Renaming Files to Their Hashes With Bash
Author's Note 2022-12-29
As of the date of this edit, I'm using a new solution written in fish, which can be found in my dotfiles repo on GitLab. I'm going to leave this here as there's some cool bash scripting knowledge that I'll probably want in the future.
Preface
The way I organize my images is by throwing them all in a single folder, and
assigning metadata tags to them. Because I use metadata for organization, the
names aren't relevant, and I usually leave them as is. However, sometimes the
names will contain a common word when searching for other documents, or in rare
circumstances duplicate names. My solution to this is to rename every file in my
pictures folder to be the sha1sum
of its contents, which ensures the filename
is unique.
The Script
#!/usr/bin/env bash
set -euo pipefail
for i in "$1"/*; do
full_filename=$i
filename=${full_filename##*/}
no_extension=${filename%%.*}
num_chars=${#no_extension}
if [[ ( -f "$i" ) && (${num_chars} != 40) ]]; then
sum=$(shasum "$i")
echo "$i" "$1/${sum%% *}.${i##*.}"
if [[ $2 == true ]]; then
mv "$i" "$1/${sum%% *}.${i##*.}"
fi
fi
done
Usage
This script accepts two arguments, the directory to rename all the files in, and
something to determine whether to execute the mv
commands. It doesn't matter
if you include the "/" after the directory or not, Linux doesn't seem to care,
and I assume macOS won't either.
Breakdown
#!/usr/bin/env bash
set -euo pipefail
If you've seen executable scripts before, you'll recognize the first like as the shebang line, which tells the OS what program the script should run with, in this case bash, the Bourne Again SHell.
The second line enables a "strict" mode in bash. It cases bash to behave in a way that makes many subtle bugs impossible, so I would strongly recommend doing this. Here's a more complete explanation: Strict Mode
for i in "$1"/*; do
This is the start of a for loop in bash. In plain English, this is saying for
each thing in the directory the user supplied to me, do something. for i
declares the variable i
which will be used to reference what file is being
used in each iteration of the loop. "$1"
expands into the directory supplied
by the user on the command line. The /*
at the end is called a glob, and
causes the whole expression to expand into every file path inside the user
supplied directory.
full_filename=$i
filename=${full_filename##*/}
no_extension=${filename%%.*}
num_chars=${#no_extension}
This is a roundabout way to figure out the number of characters in the name of a file, ignoring the rest of the path to get to the file, as well as any extensions it may have at the end. It's done with POSIX parameter expansions, and each line is self-explanatory what it is doing based on the variable name. The reason for doing this is to know whether a file was already renamed.
A message from the future:
This is not a perfect system, as if a filename happens to contain the same
number of characters as a sha1sum
, then it won't be renamed.

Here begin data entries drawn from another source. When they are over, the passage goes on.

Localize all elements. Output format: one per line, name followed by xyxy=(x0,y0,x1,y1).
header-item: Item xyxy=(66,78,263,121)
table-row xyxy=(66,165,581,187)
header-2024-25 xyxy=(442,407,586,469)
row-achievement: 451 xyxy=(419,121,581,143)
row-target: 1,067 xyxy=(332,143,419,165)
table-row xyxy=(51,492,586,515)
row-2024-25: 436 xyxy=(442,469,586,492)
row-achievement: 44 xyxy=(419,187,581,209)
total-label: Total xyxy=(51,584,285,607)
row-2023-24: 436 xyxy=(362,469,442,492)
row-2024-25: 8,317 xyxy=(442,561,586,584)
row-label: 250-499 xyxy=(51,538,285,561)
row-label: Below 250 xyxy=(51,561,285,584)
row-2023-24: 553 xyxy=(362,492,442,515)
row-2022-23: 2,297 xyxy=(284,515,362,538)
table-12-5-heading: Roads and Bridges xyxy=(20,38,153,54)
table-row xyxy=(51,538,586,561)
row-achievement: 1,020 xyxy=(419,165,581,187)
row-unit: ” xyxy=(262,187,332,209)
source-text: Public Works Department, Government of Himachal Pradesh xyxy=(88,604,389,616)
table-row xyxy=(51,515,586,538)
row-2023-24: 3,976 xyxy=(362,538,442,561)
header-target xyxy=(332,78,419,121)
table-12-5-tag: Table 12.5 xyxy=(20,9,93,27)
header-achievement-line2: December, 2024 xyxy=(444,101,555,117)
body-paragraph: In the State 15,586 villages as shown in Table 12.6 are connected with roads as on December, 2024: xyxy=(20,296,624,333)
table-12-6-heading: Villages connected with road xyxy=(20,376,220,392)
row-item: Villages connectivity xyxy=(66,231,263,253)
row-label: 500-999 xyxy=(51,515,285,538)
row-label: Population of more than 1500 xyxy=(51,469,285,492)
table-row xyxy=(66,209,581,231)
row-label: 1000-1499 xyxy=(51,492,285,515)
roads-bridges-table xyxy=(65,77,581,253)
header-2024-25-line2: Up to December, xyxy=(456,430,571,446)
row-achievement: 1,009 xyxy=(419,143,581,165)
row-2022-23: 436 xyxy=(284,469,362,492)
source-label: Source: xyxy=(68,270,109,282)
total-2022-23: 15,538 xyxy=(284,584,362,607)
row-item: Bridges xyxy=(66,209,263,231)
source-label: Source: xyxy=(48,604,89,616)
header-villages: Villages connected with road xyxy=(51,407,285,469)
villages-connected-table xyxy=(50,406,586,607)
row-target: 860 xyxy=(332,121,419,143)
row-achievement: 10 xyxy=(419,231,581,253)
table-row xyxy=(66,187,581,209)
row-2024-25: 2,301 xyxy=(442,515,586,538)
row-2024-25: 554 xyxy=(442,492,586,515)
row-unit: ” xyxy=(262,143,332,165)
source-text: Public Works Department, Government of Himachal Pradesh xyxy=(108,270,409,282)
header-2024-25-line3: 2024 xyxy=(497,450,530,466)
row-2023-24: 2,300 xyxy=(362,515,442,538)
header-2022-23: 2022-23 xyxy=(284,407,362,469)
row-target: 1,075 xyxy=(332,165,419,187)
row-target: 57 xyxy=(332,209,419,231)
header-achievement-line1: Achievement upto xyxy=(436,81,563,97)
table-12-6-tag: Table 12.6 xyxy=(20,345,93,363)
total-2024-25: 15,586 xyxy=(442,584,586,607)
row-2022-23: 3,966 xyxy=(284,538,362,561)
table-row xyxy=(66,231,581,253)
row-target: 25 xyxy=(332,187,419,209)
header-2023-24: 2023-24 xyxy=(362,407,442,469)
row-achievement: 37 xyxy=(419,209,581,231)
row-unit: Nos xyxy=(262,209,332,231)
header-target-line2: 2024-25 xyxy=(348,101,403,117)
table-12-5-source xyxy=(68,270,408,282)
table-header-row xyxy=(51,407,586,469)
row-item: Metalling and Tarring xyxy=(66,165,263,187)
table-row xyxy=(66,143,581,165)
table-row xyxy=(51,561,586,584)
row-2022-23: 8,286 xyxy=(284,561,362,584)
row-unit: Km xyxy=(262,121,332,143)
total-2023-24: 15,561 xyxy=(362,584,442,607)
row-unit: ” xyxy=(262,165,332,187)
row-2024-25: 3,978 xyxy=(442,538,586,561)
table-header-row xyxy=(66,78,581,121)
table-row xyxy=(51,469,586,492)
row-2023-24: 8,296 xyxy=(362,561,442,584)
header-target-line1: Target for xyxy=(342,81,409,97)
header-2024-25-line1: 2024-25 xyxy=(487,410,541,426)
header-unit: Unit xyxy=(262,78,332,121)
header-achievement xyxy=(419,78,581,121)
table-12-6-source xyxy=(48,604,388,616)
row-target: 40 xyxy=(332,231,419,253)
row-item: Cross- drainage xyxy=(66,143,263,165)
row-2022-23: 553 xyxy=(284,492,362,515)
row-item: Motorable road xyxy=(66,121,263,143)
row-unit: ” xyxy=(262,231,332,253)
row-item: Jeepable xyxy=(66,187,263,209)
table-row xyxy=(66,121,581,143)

The new version
of this script calculates the hash no matter what, then compares it to the
current filename. While slower, it'll actually be correct, which is more
important considering this script isn't ran often.
if [[ ( -f "$i" ) && ("${#i}" == 40) ]]; then
This is a conditional statement in bash, where [[ ]]
denotes the start of a
conditional of some kind, and &&
is the and operator.
The first expression is asking whether the file path we're currently on in the loop is a file or a directory. There shouldn't ever be a directory in my pictures' folder, but just in case one sneaks in there it won't have anything done to it.
The second expression is checking whether the length of the filename string is
40 characters. This is done with a #
prefixing the variable name in an
expansion. 40 characters is used as that is how long a sha1sum
is (the default
for the shasum
command used later), as I don't want to calculate the hash if a
file has already been renamed.
sum=$(shasum "$i")
echo -- "$i" "$1/${sum%% *}.${i##*.}"
Sets the variable sum equal to the shasum
of the file we are on in the
iteration. Echo will print whatever comes after it out to the terminal, which in
this case is some absolute wizardry I stole from somebody on the internet. The
output will be the original file name, and then the location and name of the
correctly renamed file, preserving its original extension.
if [[ $2 == true ]]; then
mv "$i" "$1/${sum%% *}.${i##*.}"
fi
fi
done
This checks to see whether the second parameter passed to the script is the word true, and if so, it will execute the move action as shown from the previous echo command. The idea is to run it with something random the first time to sanity check the output, then run it with the word true to actually rename all the files.
It's worth noting this script will not recursively enter directories, and will actually ignore them for renaming entirely.